As I like to remind readers, I am a non-ideological fiscal conservative. I am not hard core anything. I just want to find practical, workable solutions for difficult and complicated problems. There is basically only one exception to my generally moderate outlook. I detest huge amounts of deficit spending except for unusual circumstances. Most of the time we should be willing to either raise taxes and/or cut spending to do what needs to be done and to live within our means.
This is why the current efforts by the Budget Committees of both the House and the Senate to devise a plan to balance the budget, i.e. eliminate deficit spending, over a ten year period is so exciting to me.
An analysis in today’s New York Times suggests that Congress should be content to just extend the so-called Ryan-Murray Budget from 2014-2015. “Ryan-Murray didn’t decisively move the needle one way or the other, which is why it was able to attract bipartisan support.
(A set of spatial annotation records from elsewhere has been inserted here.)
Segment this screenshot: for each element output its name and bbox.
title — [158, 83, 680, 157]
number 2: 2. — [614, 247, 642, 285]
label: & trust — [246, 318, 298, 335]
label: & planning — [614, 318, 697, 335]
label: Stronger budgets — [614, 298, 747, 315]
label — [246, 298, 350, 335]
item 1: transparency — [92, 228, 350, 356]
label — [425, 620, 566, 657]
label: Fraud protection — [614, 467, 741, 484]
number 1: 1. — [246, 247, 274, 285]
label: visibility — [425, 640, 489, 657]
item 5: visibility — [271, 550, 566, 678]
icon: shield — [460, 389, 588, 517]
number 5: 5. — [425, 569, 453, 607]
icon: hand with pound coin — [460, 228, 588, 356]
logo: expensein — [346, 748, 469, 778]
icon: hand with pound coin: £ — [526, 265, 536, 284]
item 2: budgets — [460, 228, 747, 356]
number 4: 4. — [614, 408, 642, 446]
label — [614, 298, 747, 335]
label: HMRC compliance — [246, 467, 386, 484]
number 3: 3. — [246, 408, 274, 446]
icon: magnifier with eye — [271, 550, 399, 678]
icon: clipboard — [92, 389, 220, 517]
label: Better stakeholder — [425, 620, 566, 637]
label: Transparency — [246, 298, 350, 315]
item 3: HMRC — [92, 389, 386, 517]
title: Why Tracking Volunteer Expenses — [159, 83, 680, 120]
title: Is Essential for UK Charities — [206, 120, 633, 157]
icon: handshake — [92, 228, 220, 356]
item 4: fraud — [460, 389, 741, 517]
Rather it preserved the status quo. In a world of divided government and polarized politics, keeping the government running without a lot of brinkmanship and high drama may be the best we can hope for.”
As I pointed out in my last post, current policy will raise government spending by 5.1% annually over the next ten years. The President wants to increase spending by an additional $1 trillion over this time period. The Republican budgets, which lead to balance in ten years, still allow spending to increase by 3.3% annually. The difference between the two plans is illustrated in the above chart from last Sunday’s Omaha World Herald.
Congress is finally in a position this year to start digging us out of the deep fiscal hole we have fallen into. Let’s hope that too much “bipartisan” status quo thinking doesn’t get in the way of progress!